An 80-year old woman catching a flight from the Myrtle Beach International Airport had no idea that the walking cane she leaned on for years was actually a deadly weapon until the stick was X-rayed by TSA security officials.
The elegant bronze handle, when slightly twisted and tugged, revealed a hidden sword nearly the length of the cane.
“She had no clue it was in there,” said Mark Howell, TSA regional spokesman, who was at Myrtle Beach International Airport Thursday. Howell was part of a media event to highlight dangerous items recently carried by passengers departing MYR.
The cane was a gift from her son, and one she had to grudgingly abandon at the security checkpoint in order to make her flight.
Never miss a local story.
“It happens a lot, actually,” Howell said of the secret swords discovered by TSA screeners. “People pick them up at a thrift store and the sword isn’t found until we X-ray it.”
The cane was on display at Thursday’s event.
A 57-year old man was arrested there Monday after TSA screeners discovered a gun in his carry-on luggage.
The Indiana man, Daniel J. Clarence, was charged for carrying the weapon into a restricted place and released later that day on a $5,000 bond.
Howell said that about 99 percent of the time, passengers don’t intentionally pack guns in their carry-on bags.
“The most common excuse is ‘oops, I forgot to take it out before I came to the airport,’ or their husband or wife packed the bag for them,” Howell said.

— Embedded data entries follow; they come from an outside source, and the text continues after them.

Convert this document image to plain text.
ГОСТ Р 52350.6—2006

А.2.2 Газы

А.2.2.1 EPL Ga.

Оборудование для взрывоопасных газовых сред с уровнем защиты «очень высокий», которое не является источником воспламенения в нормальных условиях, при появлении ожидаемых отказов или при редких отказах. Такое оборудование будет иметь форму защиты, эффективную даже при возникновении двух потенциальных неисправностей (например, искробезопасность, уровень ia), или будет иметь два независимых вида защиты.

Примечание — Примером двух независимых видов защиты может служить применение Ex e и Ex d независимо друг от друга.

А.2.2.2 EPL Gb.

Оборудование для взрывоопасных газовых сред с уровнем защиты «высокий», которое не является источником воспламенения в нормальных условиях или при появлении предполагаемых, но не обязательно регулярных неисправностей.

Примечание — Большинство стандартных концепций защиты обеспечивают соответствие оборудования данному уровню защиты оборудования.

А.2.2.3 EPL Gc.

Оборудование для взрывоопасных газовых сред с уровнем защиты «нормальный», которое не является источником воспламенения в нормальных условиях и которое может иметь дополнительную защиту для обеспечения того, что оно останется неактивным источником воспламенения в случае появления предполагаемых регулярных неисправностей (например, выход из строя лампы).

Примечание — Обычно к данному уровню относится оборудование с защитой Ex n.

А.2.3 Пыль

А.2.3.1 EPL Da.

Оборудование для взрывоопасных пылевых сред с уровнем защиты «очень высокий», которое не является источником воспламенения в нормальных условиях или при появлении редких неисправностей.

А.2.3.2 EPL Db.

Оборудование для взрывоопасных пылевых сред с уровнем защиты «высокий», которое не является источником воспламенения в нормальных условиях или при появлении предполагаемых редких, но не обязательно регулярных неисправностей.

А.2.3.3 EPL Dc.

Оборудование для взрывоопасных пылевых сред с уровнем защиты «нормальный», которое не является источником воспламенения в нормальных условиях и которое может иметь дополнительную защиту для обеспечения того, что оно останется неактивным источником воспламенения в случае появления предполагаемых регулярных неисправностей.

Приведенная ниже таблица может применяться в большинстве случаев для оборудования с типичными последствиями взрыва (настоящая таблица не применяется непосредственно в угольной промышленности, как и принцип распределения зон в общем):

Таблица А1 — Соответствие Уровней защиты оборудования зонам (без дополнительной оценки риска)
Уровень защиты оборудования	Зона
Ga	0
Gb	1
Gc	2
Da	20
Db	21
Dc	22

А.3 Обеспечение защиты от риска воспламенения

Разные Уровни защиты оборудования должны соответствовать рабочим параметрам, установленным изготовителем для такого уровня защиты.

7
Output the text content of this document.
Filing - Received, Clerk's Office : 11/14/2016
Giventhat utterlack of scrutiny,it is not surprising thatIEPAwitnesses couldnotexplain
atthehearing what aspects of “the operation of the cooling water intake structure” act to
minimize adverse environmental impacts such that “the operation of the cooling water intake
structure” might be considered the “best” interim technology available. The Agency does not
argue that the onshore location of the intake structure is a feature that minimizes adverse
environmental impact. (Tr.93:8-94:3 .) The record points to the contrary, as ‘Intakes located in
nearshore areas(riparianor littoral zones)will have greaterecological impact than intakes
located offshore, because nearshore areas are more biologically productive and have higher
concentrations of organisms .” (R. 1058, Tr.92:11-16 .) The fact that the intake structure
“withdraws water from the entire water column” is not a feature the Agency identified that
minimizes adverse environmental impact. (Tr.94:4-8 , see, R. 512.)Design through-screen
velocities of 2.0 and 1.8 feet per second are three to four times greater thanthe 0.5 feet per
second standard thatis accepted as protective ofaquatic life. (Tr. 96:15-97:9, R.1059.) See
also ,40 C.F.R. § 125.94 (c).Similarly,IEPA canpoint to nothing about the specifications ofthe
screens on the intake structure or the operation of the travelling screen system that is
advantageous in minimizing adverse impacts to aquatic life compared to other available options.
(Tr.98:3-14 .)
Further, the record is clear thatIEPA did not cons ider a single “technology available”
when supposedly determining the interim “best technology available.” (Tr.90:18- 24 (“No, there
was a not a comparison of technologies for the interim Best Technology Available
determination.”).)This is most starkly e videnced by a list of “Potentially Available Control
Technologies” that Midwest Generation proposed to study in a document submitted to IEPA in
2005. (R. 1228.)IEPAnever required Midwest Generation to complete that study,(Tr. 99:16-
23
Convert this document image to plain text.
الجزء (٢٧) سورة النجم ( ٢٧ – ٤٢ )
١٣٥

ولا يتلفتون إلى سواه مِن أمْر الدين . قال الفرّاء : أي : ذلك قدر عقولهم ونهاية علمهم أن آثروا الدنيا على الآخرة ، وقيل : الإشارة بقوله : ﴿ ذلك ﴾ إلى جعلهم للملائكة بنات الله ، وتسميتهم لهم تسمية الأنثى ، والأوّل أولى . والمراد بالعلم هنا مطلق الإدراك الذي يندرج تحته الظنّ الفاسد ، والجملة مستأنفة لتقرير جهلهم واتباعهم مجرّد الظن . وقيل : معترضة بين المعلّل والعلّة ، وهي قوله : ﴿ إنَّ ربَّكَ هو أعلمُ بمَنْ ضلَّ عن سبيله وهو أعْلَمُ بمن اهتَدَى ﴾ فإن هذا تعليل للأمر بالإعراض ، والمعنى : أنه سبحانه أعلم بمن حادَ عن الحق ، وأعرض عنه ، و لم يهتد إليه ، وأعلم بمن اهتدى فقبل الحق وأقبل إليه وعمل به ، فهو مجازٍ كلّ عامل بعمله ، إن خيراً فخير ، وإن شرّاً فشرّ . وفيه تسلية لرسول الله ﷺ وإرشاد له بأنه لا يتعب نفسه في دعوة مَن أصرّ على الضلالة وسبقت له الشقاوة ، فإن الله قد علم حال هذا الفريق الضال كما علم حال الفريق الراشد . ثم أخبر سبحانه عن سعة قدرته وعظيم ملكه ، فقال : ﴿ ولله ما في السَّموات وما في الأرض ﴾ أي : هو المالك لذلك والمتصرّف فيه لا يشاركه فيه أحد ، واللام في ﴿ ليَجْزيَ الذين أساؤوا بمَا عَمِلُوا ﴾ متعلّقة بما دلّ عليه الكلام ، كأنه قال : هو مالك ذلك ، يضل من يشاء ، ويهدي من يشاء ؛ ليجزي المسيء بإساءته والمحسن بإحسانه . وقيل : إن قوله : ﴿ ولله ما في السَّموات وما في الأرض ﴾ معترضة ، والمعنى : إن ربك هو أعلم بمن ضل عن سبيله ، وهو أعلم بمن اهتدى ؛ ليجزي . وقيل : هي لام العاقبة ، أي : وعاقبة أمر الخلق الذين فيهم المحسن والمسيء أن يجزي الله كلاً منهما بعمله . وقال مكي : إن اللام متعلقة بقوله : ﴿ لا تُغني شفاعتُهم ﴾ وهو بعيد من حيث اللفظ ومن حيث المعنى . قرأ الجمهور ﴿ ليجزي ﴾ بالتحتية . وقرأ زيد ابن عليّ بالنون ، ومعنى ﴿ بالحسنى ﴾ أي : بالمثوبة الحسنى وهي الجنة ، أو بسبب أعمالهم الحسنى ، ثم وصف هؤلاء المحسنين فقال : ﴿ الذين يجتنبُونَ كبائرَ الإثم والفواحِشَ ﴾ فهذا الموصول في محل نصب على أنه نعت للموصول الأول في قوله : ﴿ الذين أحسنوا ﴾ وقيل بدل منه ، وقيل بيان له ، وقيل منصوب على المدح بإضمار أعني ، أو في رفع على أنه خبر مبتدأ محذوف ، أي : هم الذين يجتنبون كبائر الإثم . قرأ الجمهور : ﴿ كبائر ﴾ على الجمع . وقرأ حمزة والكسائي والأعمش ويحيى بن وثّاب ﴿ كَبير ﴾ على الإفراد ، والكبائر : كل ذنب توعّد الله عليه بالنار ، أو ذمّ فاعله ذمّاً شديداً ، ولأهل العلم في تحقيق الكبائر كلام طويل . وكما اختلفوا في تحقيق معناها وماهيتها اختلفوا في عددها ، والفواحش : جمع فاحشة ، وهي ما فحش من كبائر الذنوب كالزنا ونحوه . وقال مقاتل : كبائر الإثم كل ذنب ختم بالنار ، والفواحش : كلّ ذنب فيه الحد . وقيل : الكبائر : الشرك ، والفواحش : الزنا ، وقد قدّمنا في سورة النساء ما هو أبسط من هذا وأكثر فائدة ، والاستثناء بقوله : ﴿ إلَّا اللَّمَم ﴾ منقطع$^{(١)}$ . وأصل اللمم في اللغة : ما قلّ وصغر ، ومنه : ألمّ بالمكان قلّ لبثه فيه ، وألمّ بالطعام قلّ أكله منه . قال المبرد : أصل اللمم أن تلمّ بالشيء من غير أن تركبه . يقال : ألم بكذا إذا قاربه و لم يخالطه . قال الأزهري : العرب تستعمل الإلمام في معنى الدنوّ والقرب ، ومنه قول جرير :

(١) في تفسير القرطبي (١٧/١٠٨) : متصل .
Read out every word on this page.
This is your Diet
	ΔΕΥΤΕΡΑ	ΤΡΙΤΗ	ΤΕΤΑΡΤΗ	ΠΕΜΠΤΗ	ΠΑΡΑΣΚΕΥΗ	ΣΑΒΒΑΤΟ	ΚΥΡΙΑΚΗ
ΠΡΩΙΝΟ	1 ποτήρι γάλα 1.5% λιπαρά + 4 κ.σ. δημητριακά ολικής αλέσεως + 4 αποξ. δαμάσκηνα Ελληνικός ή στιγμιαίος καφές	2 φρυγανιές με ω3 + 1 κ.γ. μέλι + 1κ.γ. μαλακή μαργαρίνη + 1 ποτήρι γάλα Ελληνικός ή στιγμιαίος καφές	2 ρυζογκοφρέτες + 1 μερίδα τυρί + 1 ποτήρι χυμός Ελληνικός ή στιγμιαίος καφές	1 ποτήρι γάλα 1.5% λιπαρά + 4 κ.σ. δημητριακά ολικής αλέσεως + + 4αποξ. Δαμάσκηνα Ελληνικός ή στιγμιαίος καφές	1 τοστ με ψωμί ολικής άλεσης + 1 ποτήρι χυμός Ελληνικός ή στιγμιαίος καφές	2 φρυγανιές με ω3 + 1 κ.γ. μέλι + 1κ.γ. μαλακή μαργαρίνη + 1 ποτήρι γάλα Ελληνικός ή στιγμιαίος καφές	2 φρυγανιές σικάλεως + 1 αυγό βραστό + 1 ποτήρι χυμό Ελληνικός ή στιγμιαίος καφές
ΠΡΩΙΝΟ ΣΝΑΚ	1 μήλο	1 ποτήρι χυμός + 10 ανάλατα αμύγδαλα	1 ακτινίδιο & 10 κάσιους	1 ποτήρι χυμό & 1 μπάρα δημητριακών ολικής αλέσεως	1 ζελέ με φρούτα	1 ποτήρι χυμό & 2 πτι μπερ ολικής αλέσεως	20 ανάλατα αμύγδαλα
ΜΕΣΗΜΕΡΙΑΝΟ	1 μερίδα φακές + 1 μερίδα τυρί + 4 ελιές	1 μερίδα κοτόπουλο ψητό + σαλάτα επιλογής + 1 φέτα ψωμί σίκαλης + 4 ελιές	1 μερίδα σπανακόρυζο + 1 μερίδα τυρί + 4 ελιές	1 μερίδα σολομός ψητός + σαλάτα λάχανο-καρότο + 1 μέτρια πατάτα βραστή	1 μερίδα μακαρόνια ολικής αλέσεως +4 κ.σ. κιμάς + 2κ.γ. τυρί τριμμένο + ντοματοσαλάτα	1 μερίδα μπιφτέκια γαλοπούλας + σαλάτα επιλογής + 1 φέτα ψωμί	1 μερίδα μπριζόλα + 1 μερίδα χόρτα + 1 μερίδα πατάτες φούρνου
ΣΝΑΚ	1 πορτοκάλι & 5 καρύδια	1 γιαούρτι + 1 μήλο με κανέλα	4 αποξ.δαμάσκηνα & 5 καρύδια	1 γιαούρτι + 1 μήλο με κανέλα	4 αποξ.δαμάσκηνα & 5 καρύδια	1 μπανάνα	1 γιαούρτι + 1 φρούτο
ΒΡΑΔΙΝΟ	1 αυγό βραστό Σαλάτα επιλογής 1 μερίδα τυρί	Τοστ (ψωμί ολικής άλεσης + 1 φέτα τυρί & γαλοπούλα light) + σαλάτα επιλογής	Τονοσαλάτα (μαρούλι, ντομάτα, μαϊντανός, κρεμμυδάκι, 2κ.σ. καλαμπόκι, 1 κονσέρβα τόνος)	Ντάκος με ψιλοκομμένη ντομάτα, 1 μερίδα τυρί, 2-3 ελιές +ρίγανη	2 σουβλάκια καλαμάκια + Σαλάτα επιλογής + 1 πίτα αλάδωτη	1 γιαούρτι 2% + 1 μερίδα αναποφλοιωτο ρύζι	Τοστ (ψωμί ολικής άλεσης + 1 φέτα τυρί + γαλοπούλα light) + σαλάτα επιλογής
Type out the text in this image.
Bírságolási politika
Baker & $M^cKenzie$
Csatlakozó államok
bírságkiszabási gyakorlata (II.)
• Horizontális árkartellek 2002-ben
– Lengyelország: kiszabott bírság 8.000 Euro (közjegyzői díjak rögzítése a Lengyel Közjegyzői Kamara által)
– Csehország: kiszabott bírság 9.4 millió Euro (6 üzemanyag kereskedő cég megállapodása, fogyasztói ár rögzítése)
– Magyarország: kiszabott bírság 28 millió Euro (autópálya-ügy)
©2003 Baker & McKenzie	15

It’s a costly mistake that can bring civil penalties from TSA as high as $11,000 for a first offense, as well as criminal charges from local law enforcement.
While some carry-on items are an obvious no-no after the September 11 terrorist attacks such as knives, box cutters and other weapons, some obscure items discovered in luggage includes weed whackers and chain saws.
Then there are the foam rubber novelty toys, squishy stress balls designed to look like hand grenades, that are also considered dangerous.
“You could cause a major panic on board an aircraft just from brandishing something like that,” Howell said.
Novelty, inert or dummy grenades can also activate a security lockdown of screening areas or an entire airport.
“When we put it through (screening) we’re not going to know at first glance whether it’s real or not, so in an overabundance of caution we’re going to shut the whole checkpoint down,” Howell said.
“They’re going to call in local law enforcement and bomb technicians and that will basically close checkpoints and the airport down until that item is cleared, so you could have a major delay there just for a novelty item,” Howell said.
Toy guns are not permitted on airplanes, as it can also cause a panic, and replica ammunition, even those fashioned into bottle openers, are also forbidden.
About 25 to 30 pounds of these banned items are surrendered at the Myrtle Beach airport every month, Howell said.
TSA does not keep the items and neither does the airport.
“We don’t want to have anything to do with them,” Howell said.
Instead, South Carolina has a contract with the state of Alabama to pick up the items on a regular basis, which is then resold by the state’s surplus office and they keep the funds to pay for the effort.